In all, the attorney general’s office found that the companies defrauded more than 230,000 investors out of upwards of $3 billion, the release said.

“After months of false promises, we pulled the curtain back and revealed that DCG was lying to investors and defrauding them out of billions,” James said. “The fraud and deceit were so expansive that many additional people have come forward to report similar harm.”

PYMNTS has contacted DCG and Gemini for comment but has not yet gotten a reply.

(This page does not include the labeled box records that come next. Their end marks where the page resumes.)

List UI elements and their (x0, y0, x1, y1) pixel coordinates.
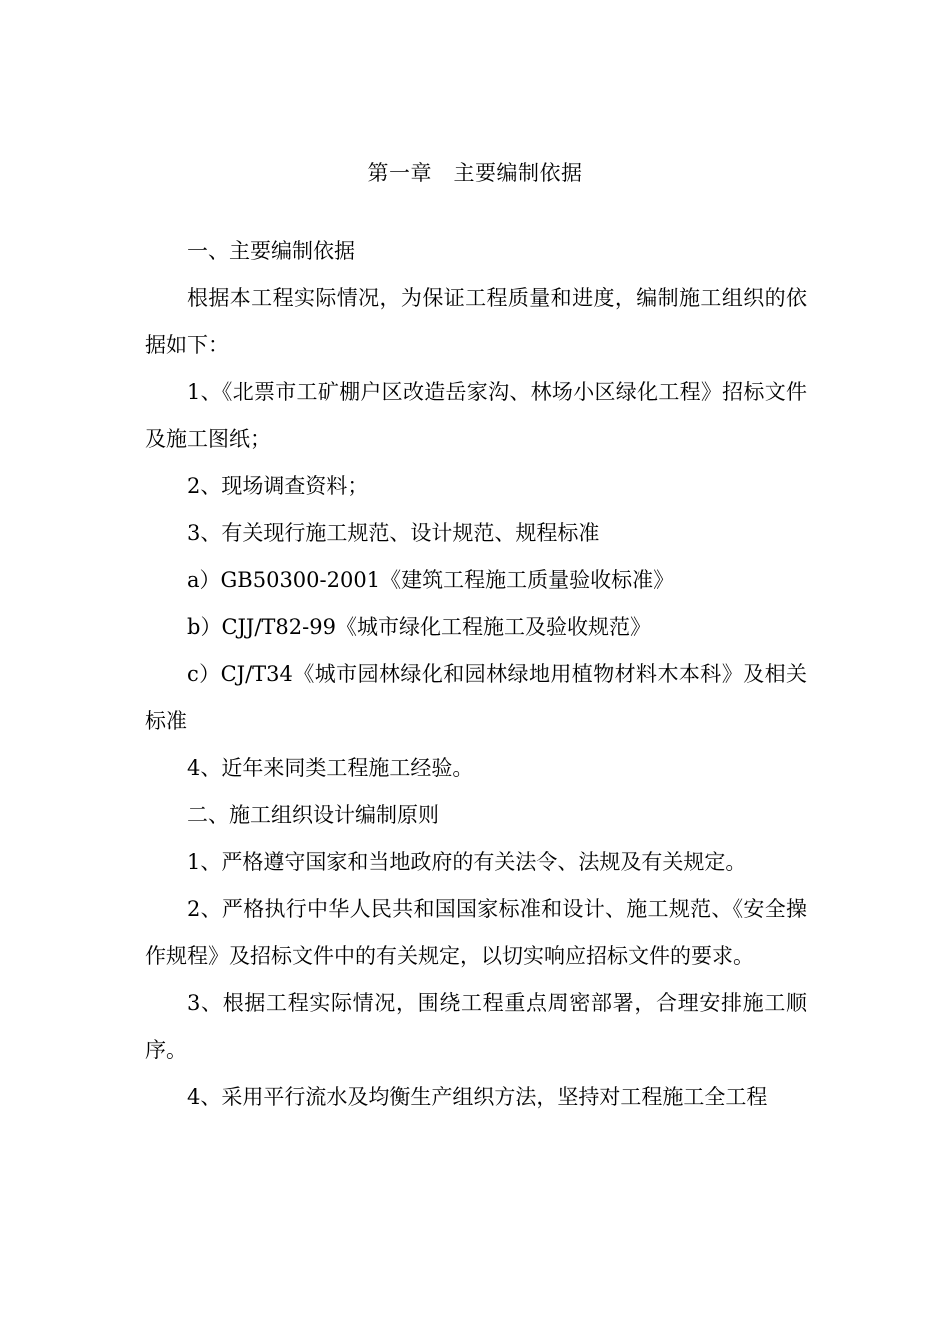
section-heading-2: 二、施工组织设计编制原则 (187, 803, 439, 827)
document-body (145, 228, 807, 1121)
chapter-title: 第一章 主要编制依据 (367, 161, 583, 185)
section-heading-1: 一、主要编制依据 (187, 239, 355, 263)
list-item-1: 1、《北票市工矿棚户区改造岳家沟、林场小区绿化工程》招标文件及施工图纸； (145, 380, 807, 451)
principle-item-3: 3、根据工程实际情况，围绕工程重点周密部署，合理安排施工顺序。 (145, 991, 807, 1062)
sub-item-b: b）CJJ/T82-99《城市绿化工程施工及验收规范》 (187, 615, 651, 639)
list-item-4: 4、近年来同类工程施工经验。 (187, 756, 474, 780)
sub-item-a: a）GB50300-2001《建筑工程施工质量验收标准》 (187, 568, 675, 592)
principle-item-4: 4、采用平行流水及均衡生产组织方法，坚持对工程施工全工程 (187, 1085, 768, 1109)
paragraph-intro: 根据本工程实际情况，为保证工程质量和进度，编制施工组织的依据如下： (145, 286, 807, 357)
list-item-2: 2、现场调查资料； (187, 474, 369, 498)
principle-item-1: 1、严格遵守国家和当地政府的有关法令、法规及有关规定。 (187, 850, 747, 874)
list-item-3: 3、有关现行施工规范、设计规范、规程标准 (187, 521, 600, 545)
sub-item-c: c）CJ/T34《城市园林绿化和园林绿地用植物材料木本科》及相关标准 (145, 662, 807, 733)
principle-item-2: 2、严格执行中华人民共和国国家标准和设计、施工规范、《安全操作规程》及招标文件中的有关规定，以切实响应招标文件的要求。 (145, 897, 807, 968)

Both companies have said in the past that they intend to fight the suit’s allegations.

James sued the companies last year, accusing them of not disclosing the risks associated with their crypto lending program.

According to the suit, Gemini misled customers by failing to disclose that its third-party loans were given to convicted crypto fraudster Sam Bankman-Fried’s now-collapsed crypto trading firm, Alameda Research. 

The crypto sector — while not as enmeshed in scandal as it was last year — is still “far from being integrated into the broader financial system, and being boring doesn’t translate into being reliable,” as PYMNTS wrote last year.

As if to underline this fact, the Solana blockchain — a Web3 network that crypto evangelists see as a rising star in the sector — suffered a five-hour outage last week.

“Yesterday’s outage on the Solana network marks the 11th time the blockchain has gone down in the last two years,” Akash Mahendra, head of developer relations at Layer1 blockchain Haven1, said in a statement provided to PYMNTS. “… No other major blockchain network could go down for five hours and brush this off as a non-event.

“If Solana truly wants to become a blockchain for the masses, it cannot afford to keep experiencing outages, not once a year, not ever,” he added.